3o Enfin toutes les fois qu’un débiteur éprouve de la peine à se procurer de l’or, soit parce que le crédit est resserré, soit parce que les banques font des difficultés pour escompter, soit parce que la balance du commerce ou plutôt des dettes a drainé l’or du pays, il se peut que le cours du change s’élève fort au-dessus du pair. Par exemple, lors du paiement de l’indemnité de cinq milliards à l’Allemagne, la France aurait eu bien de la peine à ramasser assez d’or pour régler cette énorme rançon ; aussi le gouvernement français, pour s’acquitter, recherchait-il partout le papier sur l’Allemagne ou même sur Londres, afin de payer par voie d’arbitrage[1] ; aussi le cours du change sur l’Allemagne ou même sur Londres se maintint longtemps, et non seulement en France mais partout, fort au-dessus du pair.

  1. L’arbitrage n’est qu’une opération de change, mais plus compliquée.
    La voici en deux mots. Ce n’est pas seulement à Paris qu’on trouve du papier sur Londres, il en existe sur toutes les places commerciales du monde. Si par conséquent il est trop cher à Paris, on peut chercher une autre place où, par suite de circonstances différentes, il sera à meilleur marché : or, cette opération qui consiste à acheter le papier là où il est bon marché pour le revendre là où il est cher, est précisément ce qu’on appelle l’arbitrage.
    L’arbitrage produit cet effet intéressant d’étendre à tout pays les facilités du paiement par compensation.

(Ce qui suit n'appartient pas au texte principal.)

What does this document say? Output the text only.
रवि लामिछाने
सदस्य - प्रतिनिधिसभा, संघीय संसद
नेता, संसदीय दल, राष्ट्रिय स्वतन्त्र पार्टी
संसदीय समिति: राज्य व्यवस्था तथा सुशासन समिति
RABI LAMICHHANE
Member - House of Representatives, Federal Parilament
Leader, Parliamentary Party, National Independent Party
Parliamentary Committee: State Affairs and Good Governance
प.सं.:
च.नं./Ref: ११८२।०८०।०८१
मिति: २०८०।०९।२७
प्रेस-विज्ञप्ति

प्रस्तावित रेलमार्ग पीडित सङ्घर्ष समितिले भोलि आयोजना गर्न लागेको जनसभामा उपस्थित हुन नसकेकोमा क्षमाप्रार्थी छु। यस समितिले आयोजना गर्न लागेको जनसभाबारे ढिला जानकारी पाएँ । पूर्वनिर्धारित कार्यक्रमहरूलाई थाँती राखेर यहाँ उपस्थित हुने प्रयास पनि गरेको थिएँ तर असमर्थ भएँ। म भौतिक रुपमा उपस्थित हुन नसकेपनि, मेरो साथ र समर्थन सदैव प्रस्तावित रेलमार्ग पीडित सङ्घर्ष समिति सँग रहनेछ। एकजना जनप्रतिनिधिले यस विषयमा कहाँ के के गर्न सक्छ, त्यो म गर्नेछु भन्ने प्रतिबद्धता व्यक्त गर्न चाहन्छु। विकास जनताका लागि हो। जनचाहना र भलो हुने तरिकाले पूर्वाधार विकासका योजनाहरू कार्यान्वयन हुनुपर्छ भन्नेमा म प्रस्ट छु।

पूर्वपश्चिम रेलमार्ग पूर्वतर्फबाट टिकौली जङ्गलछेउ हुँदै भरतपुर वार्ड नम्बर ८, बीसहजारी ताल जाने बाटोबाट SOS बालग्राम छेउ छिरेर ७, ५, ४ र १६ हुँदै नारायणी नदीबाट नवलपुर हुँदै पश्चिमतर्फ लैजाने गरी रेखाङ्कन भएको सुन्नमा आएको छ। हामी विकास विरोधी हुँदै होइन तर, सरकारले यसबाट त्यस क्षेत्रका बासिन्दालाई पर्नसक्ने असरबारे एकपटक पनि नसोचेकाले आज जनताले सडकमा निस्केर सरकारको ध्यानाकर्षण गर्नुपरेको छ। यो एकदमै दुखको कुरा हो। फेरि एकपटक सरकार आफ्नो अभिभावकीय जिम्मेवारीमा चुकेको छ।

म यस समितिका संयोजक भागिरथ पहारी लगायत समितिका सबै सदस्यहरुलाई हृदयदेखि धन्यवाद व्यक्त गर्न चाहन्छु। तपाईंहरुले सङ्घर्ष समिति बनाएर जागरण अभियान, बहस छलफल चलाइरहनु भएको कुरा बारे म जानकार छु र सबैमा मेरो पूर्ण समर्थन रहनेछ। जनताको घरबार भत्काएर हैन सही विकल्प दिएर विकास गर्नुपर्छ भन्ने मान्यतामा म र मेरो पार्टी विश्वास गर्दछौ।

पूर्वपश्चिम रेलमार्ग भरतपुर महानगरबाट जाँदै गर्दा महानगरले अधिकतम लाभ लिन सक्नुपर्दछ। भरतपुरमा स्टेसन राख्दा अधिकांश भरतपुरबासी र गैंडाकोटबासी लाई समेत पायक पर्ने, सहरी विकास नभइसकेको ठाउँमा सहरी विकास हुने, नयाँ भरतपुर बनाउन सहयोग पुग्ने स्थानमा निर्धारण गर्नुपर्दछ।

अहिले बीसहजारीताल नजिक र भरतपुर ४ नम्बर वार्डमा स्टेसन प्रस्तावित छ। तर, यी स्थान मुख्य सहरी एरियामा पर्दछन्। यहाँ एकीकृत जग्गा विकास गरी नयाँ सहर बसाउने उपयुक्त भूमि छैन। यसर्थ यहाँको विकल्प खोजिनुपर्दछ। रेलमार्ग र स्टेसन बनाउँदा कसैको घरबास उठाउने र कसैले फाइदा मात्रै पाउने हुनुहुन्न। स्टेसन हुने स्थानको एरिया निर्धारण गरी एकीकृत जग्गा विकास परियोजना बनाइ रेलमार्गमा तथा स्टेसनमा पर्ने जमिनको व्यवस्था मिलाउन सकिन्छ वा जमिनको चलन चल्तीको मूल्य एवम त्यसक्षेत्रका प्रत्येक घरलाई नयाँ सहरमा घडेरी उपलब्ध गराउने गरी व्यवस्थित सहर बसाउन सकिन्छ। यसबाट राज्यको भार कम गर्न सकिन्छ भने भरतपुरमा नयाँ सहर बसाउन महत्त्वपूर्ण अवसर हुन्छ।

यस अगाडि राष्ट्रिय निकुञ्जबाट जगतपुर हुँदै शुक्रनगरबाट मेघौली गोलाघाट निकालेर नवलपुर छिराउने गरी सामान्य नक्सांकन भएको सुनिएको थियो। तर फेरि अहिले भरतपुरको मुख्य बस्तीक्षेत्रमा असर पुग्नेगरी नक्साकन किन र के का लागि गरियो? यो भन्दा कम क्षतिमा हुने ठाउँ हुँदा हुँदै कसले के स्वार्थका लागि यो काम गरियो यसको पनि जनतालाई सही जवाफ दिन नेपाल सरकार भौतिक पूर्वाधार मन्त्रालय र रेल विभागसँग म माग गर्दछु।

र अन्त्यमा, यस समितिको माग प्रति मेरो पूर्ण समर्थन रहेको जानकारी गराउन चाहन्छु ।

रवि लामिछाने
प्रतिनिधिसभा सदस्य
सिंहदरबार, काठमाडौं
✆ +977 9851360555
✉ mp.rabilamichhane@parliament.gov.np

La cherté du papier caractérise en effet un pays où les dettes dépassent les créances et qui, en conséquence ne pourrait se libérer tout seul par voie de compensation. Mais par le moyen du papier que ses arbitragistes iront lui chercher à l’étranger (et qu’ils iront prendre précisément dans les places qui se trouvent dans une situation inverse, c’est-à-dire là où les créances dépassent les dettes, car c’est là seulement qu’on trouvera du papier à bon marché), ce pays pourra rétablir l’équilibre et régler la totalité de ses dettes par compensation.